Com a rota de fiscalização traçada, restavam apenas duas atividades pendentes. A primeira delas, às 18h26, foi a montagem do kit de inspeção, essencial para os inspetores. O colete verde e laranja, que carrega o nome da Vigilância Sanitária, é usado para carregar carteira de identificação, documentos pessoais, laudos impressos, decretos estaduais em exercício, além dos itens de higiene pessoal, como álcool 70% e máscara descartável

Instantes depois, às 18h45, a última tarefa consiste em uma reunião com a Polícia Militar para alinhar os trabalhos do dia. Ao se reportar para os PMs, Jane Cris frisou a necessidade constante de apoio tático no decorrer da inspeção, uma vez que havia chance de algum representante de estabelecimento adotar um comportamento agressivo com a equipe. 

- Boa noite! A gente vai fazer uma atividade em restaurantes e hotéis da Beira-Mar. Vocês não podem sair, sob hipótese alguma, nem por um segundo do lado da gente. Vocês sabem que basta um segundo pra gente ser agredido. Se a gente sofrer algum tipo de desacato, se for alguma coisa muito grave, a gente vai dar voz de prisão e vocês conduzem para delegacia. 

- Tá certo, Dona Jane!

- Eles respeitam a gente porque vocês estão do nosso lado. Se vocês não tivessem, a gente era o pano de chão deles, podem ter certeza. Alguma dúvida?

- Não! 

Sem o aparato policial, lamenta Jane, o risco de agressão verbal e física é potencializado, uma vez que ainda falta entendimento integral sobre o trabalho de controle sanitário desenvolvido pela Vigilância. "As pessoas acham que a gente sai daqui com uma lupa procurando um grãozinho de areia no canto da parede para poder multar", relata. Nessas circunstâncias, a conduta dos fiscalizados, muitas vezes, extrapola os limites da boa convivência. "Uns são extremamente agressivos. Se a gente não tiver com a polícia, sai espancado, recebe ameaça de morte, tentativa de suborno, outros ficam nos humilhando", conta, com a voz embargada. 

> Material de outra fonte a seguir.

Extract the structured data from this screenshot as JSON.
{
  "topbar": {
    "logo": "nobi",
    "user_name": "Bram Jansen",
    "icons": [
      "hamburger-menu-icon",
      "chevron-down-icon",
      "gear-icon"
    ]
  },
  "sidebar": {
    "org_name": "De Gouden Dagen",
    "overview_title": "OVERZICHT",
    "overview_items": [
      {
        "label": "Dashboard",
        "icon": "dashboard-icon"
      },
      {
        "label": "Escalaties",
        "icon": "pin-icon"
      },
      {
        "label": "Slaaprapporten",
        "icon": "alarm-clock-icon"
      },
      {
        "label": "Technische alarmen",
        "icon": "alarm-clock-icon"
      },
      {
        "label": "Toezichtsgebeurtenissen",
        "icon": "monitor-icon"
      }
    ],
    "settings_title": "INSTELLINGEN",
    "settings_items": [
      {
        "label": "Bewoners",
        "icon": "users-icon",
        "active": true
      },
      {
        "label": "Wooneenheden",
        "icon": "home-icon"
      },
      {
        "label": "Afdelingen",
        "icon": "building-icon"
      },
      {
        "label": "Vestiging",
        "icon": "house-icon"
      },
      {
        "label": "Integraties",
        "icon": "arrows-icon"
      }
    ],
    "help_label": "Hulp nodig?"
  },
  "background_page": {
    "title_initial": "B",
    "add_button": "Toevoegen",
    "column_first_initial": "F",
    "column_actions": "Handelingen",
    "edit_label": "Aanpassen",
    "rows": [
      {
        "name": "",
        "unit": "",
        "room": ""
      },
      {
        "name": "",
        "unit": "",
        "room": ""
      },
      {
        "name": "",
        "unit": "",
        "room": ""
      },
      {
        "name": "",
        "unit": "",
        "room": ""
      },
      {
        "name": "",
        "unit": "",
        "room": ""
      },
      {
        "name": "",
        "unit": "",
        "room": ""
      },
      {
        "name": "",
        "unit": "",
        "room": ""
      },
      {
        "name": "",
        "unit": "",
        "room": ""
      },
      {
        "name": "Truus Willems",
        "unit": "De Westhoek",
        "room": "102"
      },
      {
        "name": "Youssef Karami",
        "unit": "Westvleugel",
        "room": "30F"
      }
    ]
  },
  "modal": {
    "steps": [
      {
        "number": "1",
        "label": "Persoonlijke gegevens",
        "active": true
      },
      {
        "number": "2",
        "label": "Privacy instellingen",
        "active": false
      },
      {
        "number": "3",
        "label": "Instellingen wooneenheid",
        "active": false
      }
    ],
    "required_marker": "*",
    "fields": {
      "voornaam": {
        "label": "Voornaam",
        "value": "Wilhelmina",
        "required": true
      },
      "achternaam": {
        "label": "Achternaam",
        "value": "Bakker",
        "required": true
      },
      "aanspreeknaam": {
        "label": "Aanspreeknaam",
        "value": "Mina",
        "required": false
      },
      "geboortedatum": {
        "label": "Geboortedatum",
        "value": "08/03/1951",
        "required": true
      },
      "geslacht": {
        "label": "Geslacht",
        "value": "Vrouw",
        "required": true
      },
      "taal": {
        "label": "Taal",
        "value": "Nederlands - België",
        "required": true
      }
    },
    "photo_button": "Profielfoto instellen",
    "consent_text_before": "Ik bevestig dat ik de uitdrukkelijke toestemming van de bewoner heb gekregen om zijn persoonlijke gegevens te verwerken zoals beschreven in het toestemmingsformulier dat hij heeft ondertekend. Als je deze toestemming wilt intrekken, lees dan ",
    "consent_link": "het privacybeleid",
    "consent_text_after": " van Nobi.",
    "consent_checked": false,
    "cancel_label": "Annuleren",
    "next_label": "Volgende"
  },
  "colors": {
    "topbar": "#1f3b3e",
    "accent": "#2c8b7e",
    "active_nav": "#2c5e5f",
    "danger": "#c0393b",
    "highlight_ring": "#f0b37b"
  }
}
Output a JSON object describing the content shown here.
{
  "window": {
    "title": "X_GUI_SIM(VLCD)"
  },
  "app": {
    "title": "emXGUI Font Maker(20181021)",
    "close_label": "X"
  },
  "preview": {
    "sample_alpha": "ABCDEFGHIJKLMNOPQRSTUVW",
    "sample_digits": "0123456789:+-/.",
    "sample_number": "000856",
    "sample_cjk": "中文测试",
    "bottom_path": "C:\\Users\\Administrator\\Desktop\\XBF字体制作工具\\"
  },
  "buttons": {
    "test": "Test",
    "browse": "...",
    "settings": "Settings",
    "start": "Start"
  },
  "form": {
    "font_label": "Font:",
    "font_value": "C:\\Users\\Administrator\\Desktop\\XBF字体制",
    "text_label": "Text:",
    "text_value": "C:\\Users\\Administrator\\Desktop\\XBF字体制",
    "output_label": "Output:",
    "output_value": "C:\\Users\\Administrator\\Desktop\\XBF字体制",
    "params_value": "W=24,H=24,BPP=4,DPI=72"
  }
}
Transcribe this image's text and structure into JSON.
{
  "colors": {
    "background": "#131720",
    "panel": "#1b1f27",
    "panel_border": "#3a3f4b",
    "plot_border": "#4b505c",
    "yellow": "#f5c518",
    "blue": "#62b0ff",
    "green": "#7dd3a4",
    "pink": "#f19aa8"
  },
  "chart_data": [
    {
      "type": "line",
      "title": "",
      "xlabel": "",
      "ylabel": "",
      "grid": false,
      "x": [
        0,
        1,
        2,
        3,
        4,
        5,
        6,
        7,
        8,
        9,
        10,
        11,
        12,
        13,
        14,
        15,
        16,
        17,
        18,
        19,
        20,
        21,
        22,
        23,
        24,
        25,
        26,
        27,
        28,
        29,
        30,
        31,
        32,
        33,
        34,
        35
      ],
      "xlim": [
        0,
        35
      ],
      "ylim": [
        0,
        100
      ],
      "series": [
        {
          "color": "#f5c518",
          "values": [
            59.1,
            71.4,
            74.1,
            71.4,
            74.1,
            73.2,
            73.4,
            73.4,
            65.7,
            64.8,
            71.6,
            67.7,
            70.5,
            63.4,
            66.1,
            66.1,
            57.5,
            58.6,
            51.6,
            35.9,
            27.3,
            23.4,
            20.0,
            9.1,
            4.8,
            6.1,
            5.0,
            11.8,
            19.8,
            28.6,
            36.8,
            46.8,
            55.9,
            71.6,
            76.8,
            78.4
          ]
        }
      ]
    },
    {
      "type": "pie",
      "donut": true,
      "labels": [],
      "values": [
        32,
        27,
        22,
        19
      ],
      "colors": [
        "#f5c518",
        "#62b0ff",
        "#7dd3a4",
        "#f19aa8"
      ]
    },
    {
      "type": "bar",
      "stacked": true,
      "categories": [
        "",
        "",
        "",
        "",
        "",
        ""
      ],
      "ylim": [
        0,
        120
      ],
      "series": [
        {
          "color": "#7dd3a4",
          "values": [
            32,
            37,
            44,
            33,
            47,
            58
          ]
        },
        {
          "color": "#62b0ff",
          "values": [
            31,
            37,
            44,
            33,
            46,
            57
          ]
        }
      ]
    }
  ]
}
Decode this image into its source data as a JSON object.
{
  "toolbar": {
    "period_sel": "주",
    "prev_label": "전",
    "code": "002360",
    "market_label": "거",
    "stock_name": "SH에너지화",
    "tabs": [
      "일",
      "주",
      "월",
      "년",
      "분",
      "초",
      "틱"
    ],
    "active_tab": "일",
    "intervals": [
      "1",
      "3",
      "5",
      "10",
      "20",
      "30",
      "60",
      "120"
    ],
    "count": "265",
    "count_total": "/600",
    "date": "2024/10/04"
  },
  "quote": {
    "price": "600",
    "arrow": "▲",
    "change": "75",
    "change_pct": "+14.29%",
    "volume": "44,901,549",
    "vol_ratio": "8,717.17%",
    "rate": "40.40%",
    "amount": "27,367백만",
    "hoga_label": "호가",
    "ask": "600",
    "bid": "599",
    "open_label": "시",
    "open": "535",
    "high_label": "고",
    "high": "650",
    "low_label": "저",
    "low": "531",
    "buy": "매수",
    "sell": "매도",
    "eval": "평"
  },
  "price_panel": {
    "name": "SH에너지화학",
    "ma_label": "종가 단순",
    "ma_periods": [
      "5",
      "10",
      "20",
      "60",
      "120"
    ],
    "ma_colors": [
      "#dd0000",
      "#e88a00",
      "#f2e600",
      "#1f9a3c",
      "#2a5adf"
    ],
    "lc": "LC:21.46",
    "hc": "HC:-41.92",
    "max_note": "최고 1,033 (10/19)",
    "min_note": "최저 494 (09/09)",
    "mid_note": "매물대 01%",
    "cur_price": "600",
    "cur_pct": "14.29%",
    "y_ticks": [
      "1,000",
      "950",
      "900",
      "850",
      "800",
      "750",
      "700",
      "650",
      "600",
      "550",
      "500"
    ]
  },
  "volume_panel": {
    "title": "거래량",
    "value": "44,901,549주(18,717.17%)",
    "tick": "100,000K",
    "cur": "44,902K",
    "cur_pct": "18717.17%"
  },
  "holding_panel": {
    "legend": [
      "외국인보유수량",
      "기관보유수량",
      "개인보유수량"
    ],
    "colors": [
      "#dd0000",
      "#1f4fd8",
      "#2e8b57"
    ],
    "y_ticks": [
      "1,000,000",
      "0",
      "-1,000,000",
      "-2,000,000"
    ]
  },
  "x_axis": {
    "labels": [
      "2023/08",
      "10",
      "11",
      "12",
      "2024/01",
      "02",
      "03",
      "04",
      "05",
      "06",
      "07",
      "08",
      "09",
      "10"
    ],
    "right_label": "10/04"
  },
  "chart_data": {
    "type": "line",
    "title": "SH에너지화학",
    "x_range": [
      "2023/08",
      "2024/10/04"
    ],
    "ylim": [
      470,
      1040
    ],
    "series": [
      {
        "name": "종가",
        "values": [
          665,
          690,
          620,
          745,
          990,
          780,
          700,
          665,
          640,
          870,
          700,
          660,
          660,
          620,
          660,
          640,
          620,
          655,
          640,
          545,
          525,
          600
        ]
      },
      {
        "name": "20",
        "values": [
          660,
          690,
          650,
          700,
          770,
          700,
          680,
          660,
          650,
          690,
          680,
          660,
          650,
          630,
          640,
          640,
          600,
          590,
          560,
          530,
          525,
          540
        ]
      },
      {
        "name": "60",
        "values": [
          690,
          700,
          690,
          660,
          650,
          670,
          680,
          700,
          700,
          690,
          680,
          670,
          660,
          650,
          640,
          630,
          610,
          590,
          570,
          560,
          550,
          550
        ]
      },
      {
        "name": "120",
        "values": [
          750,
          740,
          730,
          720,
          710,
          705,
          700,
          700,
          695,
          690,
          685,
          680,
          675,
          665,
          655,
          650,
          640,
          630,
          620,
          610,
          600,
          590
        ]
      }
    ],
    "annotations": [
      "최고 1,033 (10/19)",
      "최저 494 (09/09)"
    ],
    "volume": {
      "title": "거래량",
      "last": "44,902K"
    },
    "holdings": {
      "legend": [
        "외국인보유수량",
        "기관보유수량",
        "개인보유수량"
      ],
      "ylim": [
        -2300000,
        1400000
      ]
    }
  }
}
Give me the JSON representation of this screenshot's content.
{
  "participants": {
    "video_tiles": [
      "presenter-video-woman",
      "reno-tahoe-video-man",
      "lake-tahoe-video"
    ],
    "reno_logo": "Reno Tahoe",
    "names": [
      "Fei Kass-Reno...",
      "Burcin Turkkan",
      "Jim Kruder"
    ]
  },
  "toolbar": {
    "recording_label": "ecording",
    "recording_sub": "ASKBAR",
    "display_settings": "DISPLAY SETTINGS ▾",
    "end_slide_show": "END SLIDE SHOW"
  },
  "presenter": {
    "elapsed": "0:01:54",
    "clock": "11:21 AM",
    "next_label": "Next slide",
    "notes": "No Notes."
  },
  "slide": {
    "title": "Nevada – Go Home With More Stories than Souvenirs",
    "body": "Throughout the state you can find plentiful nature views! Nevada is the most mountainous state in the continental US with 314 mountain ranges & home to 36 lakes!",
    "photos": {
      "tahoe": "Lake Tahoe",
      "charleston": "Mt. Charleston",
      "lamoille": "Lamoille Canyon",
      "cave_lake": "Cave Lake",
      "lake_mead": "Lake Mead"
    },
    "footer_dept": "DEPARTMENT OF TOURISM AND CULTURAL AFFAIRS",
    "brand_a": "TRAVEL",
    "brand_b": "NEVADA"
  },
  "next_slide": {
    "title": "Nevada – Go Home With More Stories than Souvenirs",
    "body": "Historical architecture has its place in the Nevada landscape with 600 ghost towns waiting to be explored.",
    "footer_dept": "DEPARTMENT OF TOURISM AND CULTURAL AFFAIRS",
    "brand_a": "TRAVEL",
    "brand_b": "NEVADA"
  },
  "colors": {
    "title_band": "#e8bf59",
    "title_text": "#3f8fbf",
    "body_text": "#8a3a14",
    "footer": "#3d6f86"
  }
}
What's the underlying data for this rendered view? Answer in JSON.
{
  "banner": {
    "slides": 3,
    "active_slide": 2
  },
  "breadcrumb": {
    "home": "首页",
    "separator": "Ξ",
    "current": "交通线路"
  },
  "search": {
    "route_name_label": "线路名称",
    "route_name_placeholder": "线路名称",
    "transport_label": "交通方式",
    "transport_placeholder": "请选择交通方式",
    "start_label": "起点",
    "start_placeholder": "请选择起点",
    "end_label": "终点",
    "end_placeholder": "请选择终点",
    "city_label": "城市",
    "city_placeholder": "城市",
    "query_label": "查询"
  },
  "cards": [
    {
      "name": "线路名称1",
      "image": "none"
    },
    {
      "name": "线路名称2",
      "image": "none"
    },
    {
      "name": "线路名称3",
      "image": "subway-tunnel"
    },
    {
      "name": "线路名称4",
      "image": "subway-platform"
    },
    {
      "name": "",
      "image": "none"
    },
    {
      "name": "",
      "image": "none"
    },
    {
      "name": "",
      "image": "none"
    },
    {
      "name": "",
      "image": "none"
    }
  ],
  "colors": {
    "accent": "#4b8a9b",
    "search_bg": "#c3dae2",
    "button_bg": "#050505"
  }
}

Escoltado por quatro policiais do motopatrulhamento, o veículo da Vigilância Sanitária, conduzido pelo motorista Paulo Henrique, chega ao primeiro restaurante às 19h12. Ao chegar no ambiente, um pedido imediato ao gerente: uso de máscara pelos clientes que não estão consumindo alimentos e bebidas. Entre os problemas atestados, falta de delimitação do espaço de 1,5 a 2 metros da banda com os clientes, barreira de acrílico no balcão, tapete higienizante e funcionários sem face shield.

Às 19h36, enquanto os fiscais incluíam no relatório o detalhamento da inspeção, um cliente levanta do assento e se aproxima da equipe. O homem, alto e de cabelos brancos, questiona o trabalho e, de pronto, leva um chamado: 

- Cadê a sua máscara, senhor? Nós estamos aqui fazendo uma fiscalização.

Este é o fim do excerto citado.